Powerless lists Impotent Incapable Resigned Trapped Victim while Stressed / Tense leads to Anxious Burnedout Cranky Depleted Edgy Exhausted Frazzled Overwhelm Rattled Rejecting Restless Shaken Tight Weary & Worn out. Unsettled / Doubt doubles back to include Apprehensive again, as well as Concerned  Dissatisfied Disturbed Grouchy [I pickup on grouchy] Hesitant Inhibited Perplexed ot Questioning & Rejecting.

Apprehensive and Hesitant can also track as Fear as does Frightened and Anxious.

This is the BIG THING from which I started my research: Despair / Sad Anguish Depressed Despondent (that’s too full a word, I think) Disappointed Discouraged Forlorn Gloomy Grief (stricken, I say) and of course Heartbroken Hopeless (and we are all familiar with how) Lonely (this journey is.) Longing Melancholy Sorrow [oh, yes] Teary Unhappy Upset Weary Yearning.

Bored, an old bug-a-boo of mine falls under the oddly titled Disconnected / Numb, along with Aloof  Confused Distant Empty & (lord knows I am not) Indifferent (but yes to)
Isolated. You are free to explore if Lethargic Listless or Removed fits  and, likewise Resistant Shut Down Uneasy Withdrawn.

Fear (let’s list and analyze all of it) Afraid & Anxious (kind of or some of the time) Apprehensive Frightened Hesitant Nervous Panic(ky, I tend to get that way) but not Paralyzed Scared or Terrified, (and then again a big yes to) Worried.

Panicky connects to Rattled, which is under Stressed / Tense.

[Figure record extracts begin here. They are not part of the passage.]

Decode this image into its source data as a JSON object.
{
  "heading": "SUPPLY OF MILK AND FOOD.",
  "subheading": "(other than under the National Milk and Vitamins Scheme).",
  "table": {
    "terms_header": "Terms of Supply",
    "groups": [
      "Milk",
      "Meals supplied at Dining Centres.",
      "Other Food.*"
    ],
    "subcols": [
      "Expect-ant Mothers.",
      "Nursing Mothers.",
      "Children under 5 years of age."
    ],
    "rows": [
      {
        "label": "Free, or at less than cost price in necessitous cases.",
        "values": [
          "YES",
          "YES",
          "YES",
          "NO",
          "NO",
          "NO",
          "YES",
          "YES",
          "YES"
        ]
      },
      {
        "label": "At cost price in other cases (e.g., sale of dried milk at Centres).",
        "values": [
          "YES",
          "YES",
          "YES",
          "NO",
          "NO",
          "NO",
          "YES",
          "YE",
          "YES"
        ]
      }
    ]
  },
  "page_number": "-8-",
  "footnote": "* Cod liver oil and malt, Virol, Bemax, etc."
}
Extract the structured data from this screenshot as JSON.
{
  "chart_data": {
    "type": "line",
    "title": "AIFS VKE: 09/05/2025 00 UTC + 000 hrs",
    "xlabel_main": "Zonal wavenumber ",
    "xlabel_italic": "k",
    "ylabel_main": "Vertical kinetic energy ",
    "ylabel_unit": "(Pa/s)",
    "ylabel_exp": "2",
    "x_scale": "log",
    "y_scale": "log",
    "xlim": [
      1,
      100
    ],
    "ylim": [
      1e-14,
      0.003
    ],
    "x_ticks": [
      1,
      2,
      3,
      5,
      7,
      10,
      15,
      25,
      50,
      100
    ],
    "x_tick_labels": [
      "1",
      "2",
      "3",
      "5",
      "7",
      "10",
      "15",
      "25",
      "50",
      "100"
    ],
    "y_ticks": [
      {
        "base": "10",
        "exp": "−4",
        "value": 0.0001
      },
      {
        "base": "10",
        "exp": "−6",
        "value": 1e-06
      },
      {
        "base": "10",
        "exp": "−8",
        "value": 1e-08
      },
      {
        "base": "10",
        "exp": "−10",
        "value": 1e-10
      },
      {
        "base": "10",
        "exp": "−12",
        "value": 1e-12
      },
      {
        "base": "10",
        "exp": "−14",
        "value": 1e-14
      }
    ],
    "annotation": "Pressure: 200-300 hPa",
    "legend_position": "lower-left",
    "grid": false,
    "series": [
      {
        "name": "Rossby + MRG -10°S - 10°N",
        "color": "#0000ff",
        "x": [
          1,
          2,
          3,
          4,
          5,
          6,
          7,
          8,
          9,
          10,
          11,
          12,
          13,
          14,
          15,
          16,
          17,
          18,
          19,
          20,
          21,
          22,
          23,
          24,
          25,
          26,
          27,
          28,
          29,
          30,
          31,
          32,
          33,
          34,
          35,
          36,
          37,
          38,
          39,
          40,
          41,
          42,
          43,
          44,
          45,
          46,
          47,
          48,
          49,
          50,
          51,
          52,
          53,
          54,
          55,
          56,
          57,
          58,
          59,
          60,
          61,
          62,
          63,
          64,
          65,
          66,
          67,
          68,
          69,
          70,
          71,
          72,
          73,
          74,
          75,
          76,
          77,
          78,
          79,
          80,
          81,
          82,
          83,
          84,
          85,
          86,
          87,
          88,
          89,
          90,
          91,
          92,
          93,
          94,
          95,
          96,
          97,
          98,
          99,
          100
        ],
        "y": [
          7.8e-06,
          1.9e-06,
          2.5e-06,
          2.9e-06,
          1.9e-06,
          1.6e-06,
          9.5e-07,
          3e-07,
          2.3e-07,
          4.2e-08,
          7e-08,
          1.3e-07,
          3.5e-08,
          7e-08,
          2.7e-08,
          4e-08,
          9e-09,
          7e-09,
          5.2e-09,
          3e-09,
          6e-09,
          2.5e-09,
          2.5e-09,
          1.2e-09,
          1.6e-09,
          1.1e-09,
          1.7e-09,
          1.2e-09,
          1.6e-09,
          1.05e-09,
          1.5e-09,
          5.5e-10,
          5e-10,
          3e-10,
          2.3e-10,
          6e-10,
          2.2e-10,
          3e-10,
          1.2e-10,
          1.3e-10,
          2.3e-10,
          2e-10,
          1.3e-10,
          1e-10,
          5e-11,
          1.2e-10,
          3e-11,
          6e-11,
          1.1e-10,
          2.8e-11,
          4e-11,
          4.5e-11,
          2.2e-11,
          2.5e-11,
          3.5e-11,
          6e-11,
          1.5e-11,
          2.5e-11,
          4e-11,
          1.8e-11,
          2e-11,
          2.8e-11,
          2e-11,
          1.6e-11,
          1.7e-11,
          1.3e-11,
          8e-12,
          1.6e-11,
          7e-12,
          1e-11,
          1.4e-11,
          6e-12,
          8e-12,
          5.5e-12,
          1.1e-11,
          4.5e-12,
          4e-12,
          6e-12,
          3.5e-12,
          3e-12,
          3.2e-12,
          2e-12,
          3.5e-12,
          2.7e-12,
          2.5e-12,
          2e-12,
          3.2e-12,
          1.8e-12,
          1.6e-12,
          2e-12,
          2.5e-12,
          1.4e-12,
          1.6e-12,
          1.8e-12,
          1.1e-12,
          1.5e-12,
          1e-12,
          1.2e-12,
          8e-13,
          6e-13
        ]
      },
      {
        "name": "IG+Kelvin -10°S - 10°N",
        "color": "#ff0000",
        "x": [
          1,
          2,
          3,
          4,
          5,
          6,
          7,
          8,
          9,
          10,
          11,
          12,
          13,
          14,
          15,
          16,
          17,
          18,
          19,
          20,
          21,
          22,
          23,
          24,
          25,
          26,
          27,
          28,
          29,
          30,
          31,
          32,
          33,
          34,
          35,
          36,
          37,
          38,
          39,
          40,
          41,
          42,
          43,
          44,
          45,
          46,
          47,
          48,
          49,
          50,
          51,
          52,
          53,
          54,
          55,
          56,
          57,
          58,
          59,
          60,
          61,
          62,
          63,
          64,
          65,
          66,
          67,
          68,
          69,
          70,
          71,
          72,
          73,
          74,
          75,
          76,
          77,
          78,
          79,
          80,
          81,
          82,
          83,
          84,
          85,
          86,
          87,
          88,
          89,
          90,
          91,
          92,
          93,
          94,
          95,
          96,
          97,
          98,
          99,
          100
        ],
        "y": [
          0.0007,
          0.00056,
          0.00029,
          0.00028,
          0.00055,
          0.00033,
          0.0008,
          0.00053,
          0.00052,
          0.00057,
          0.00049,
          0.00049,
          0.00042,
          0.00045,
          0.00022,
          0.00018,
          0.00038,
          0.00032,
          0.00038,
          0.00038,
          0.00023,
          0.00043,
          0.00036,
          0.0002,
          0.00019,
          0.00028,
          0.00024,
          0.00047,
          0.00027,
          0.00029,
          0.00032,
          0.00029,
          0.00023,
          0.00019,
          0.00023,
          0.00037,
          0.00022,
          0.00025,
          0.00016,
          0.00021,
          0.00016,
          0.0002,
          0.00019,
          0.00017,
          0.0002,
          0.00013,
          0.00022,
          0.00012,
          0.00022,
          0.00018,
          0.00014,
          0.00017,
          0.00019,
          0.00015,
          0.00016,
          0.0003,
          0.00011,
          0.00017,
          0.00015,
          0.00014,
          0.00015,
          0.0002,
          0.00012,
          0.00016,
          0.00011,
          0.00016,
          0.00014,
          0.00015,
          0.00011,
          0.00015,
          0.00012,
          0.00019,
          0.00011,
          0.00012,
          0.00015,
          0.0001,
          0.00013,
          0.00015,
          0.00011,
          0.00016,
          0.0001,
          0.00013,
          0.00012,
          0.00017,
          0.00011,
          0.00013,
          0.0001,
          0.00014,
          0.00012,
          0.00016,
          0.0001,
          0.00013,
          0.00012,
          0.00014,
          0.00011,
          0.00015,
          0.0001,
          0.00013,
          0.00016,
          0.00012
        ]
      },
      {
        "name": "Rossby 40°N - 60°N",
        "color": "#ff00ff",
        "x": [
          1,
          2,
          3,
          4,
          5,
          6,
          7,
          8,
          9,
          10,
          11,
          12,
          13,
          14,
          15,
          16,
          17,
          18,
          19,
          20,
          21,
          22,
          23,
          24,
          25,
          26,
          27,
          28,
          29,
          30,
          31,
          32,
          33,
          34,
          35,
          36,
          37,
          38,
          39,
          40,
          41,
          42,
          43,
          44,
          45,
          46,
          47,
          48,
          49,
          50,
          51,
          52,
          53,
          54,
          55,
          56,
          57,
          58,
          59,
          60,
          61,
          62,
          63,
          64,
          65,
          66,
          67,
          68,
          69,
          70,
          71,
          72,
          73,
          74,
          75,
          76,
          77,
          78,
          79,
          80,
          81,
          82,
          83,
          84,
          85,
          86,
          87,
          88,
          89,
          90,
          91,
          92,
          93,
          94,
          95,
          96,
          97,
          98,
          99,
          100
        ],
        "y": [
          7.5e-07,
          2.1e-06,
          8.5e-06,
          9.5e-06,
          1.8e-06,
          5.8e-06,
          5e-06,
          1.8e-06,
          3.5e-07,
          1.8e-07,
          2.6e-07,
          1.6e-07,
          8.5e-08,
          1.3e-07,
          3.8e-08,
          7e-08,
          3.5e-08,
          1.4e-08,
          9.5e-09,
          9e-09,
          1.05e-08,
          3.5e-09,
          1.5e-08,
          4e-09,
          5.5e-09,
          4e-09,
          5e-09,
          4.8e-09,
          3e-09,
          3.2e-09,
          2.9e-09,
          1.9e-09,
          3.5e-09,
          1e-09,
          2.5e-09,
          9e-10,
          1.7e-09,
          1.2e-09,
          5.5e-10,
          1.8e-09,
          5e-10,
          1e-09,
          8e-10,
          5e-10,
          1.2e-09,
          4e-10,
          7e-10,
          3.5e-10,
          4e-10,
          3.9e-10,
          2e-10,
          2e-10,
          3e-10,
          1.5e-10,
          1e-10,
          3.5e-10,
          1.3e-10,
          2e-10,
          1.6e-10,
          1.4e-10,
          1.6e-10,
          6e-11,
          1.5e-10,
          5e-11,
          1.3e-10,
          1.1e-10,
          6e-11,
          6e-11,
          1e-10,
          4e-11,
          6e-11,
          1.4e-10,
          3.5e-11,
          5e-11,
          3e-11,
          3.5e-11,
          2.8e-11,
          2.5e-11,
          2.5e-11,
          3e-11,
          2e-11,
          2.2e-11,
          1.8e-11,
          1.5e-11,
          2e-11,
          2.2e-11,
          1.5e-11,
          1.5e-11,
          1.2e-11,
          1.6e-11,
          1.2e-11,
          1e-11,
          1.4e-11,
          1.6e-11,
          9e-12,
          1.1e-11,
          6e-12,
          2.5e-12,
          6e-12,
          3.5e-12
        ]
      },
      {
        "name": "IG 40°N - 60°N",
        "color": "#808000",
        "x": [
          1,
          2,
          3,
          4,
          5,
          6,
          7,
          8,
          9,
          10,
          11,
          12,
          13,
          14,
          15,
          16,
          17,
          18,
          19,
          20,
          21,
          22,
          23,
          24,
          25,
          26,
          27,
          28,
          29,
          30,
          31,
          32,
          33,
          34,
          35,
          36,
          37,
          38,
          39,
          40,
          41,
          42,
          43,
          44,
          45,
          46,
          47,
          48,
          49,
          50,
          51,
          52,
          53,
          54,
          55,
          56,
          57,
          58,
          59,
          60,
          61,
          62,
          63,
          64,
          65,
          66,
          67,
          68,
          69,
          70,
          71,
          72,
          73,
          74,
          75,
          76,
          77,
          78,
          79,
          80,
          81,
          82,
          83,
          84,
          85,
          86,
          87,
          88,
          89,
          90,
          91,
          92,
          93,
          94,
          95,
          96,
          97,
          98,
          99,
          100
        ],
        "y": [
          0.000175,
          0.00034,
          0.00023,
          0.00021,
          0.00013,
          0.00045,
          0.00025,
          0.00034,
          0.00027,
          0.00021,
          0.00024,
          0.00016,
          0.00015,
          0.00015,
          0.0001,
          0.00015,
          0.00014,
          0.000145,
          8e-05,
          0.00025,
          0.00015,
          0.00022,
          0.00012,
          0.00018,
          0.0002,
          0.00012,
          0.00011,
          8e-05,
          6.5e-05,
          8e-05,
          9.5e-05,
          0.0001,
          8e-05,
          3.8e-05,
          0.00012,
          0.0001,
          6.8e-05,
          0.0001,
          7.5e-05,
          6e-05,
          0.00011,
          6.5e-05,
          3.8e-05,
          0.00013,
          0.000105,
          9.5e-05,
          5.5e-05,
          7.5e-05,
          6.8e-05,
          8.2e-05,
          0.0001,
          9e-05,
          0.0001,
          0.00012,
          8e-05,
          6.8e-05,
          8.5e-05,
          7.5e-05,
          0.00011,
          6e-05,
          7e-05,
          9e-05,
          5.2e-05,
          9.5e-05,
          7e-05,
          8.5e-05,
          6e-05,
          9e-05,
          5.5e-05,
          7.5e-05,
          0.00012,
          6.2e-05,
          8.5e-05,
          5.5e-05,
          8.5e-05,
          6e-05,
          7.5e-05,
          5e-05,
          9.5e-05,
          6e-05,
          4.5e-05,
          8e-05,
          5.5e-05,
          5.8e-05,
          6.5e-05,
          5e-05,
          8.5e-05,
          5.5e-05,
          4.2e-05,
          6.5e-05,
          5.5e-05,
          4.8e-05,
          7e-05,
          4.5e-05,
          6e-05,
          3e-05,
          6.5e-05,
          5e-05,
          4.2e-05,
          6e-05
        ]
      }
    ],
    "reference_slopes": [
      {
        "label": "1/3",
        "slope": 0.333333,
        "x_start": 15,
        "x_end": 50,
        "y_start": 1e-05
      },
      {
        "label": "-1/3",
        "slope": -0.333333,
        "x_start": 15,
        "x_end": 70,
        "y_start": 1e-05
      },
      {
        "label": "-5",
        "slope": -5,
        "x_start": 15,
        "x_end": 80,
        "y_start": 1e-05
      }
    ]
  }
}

Feelings are listed on this chart in the context of  a logo that says “hoffman,” when you’re serious about change.”

It’s clear from any perspective how very complicated all this is. I mean, feelings, emotions, change. I mean grief, sadness, sorrow.

【It’s 6:30am so I allow myself to get up.】

Love, loss

Last night, Burt was very vocal. I believe he was mostly speaking in his sleep.

Much of this conversation last night addressed complaints. He called out my name a few times. In this chatter, he fluctuated between an unfavorable and a positive view of me. It was clear that he knew who I was.

This pleased me even though he asked «who’s this« and asked for confirmation of “which one” when I returned to the room. I knew he was speaking to me. He knew me. I hadn’t lost him. At least not for that night when he still recognized I was there with him.